Fig 2. A potential scenario for the development of rhabdomyolysis in RER-susceptible horses derived from differentially expressed proteins and genes.

Green indicates increased and red decreased differential expression. Genes are italicized. A stressful environment is proposed to induce hyper-phosphorylation of RYR1 through beta adrenergic (epinephrine mediated) activation of calmodulin kinase II (CAMKII) which is stimulated by the DEP calmodulin (CALM2). This and other potential post-translational modifications of RYR1 (oxidation/nitrosylation) allow excessive Ca²⁺ (purple circles) release of high sarcoplasmic reticulum Ca²⁺ stores in RER-susceptible horses through RYR1 (orange) when RYR1 opening is stimulated during exercise by the voltage gaited Ca²⁺ channel in the t-tubule (turquoise). Myoplasmic Ca²⁺ interacts with troponin I (TNNI) and, when not adequately pumped back into the sarcoplasmic reticulum (ATP2A2) or out of the cell (ATP2B4), Ca²⁺ produces persistent contracture of the sarcomere (pink and purple).
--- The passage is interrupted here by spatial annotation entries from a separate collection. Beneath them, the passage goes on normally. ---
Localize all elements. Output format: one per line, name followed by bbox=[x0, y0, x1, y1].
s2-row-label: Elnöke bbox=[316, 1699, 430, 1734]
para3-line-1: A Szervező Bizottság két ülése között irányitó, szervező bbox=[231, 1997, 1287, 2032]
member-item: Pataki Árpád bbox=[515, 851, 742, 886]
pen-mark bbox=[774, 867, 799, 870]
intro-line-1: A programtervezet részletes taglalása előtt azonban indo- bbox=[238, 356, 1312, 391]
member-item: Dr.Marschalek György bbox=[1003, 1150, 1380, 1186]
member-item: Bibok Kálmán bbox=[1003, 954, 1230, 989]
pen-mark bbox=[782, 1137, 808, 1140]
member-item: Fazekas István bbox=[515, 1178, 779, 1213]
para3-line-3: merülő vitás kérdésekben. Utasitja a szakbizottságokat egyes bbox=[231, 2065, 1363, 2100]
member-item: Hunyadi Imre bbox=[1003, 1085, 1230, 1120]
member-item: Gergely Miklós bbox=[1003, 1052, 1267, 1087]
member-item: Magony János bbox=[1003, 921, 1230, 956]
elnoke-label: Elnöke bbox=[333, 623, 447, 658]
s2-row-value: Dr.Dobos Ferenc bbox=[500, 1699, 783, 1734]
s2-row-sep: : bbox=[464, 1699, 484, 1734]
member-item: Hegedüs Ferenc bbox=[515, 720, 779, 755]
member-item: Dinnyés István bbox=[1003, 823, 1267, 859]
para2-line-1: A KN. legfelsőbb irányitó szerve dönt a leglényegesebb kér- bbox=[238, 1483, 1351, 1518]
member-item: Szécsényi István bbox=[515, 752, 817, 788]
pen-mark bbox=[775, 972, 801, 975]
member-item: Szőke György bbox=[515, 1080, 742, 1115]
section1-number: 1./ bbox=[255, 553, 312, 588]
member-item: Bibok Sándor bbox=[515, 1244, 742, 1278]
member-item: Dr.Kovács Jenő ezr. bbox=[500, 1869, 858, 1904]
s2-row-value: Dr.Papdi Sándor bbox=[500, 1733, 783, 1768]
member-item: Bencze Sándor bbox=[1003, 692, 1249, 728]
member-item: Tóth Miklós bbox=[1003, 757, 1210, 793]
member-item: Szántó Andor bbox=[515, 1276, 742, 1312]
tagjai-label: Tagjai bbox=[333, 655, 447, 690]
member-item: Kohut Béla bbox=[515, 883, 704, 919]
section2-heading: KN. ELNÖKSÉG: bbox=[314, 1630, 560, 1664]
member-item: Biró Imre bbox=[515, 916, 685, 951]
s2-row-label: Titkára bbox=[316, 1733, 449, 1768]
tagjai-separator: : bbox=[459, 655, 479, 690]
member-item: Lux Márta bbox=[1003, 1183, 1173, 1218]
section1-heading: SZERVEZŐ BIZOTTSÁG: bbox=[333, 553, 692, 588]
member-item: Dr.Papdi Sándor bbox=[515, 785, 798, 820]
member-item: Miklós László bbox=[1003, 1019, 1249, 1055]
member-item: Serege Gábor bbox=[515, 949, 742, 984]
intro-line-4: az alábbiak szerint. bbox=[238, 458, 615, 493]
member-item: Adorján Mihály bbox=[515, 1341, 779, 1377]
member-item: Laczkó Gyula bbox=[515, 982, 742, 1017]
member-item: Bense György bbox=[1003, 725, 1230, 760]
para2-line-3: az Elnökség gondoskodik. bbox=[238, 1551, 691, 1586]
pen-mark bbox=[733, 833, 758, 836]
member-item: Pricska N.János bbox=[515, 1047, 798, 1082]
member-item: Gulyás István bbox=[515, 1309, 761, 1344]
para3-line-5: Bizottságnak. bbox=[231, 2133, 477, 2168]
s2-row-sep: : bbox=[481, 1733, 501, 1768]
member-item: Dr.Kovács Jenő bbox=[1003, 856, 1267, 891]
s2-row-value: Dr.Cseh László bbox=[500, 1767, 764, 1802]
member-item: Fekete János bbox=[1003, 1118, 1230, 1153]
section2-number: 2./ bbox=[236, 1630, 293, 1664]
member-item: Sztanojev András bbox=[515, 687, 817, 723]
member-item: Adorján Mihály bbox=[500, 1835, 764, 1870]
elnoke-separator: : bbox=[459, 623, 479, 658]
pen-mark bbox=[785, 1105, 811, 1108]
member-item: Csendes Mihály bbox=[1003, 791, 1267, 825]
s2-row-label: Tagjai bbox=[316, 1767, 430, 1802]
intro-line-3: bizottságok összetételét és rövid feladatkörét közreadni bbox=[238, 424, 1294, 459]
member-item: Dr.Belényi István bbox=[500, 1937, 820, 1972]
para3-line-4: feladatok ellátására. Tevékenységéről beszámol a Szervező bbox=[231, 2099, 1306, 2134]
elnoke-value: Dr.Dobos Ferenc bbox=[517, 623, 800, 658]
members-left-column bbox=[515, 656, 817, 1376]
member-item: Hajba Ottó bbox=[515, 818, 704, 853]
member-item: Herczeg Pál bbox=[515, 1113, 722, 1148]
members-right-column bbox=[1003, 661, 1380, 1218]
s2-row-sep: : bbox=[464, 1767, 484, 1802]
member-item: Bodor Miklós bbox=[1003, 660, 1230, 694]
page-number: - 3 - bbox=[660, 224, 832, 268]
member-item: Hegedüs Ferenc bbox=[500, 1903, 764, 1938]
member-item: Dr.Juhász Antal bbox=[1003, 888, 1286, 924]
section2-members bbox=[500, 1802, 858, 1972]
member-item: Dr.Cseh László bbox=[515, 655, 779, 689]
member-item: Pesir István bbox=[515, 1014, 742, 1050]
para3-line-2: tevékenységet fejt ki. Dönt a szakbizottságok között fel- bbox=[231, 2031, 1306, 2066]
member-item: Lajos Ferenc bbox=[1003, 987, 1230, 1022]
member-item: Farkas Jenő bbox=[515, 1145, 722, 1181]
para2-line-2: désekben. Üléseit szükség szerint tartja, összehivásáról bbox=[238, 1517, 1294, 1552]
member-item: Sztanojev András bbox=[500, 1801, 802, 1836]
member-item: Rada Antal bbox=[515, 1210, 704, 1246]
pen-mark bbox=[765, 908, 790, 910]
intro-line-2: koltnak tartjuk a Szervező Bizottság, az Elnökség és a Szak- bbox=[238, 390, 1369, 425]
Mitochondria buffer myoplasmic Ca²⁺ through VDAC uptake where Ca²⁺ stimulates ATP production. However, in excess, Ca²⁺ uncouples (UCP2) oxygen consumption from electron transport and ATP production and releases reactive oxygen species (ROS). Antioxidants such as peroxiredoxin (PRDX1, PRDX2) counteract ROS to prevent oxidative stress. Excessive mitochondrial matrix Ca²⁺ results in formation of the membrane transition pore (BAX, SLC25A6, ATP5), loss of membrane potential, release of cytochrome C and apoptosis. Calcium activation of proteases such as calpain (CAPN3) results in degradation of myofilaments, cellular proteins and cell membranes resulting in the release of muscle proteins such as creatine kinase (CK) into the blood stream. Calcium activated ANAX2 participates in repair of membranes that have increased dystrophin (DMD) and syntropin (SNTB1) content. Degraded proteins are ubiquitinated (UBC, UBE2B2) and processed in the proteasome (PSMA4).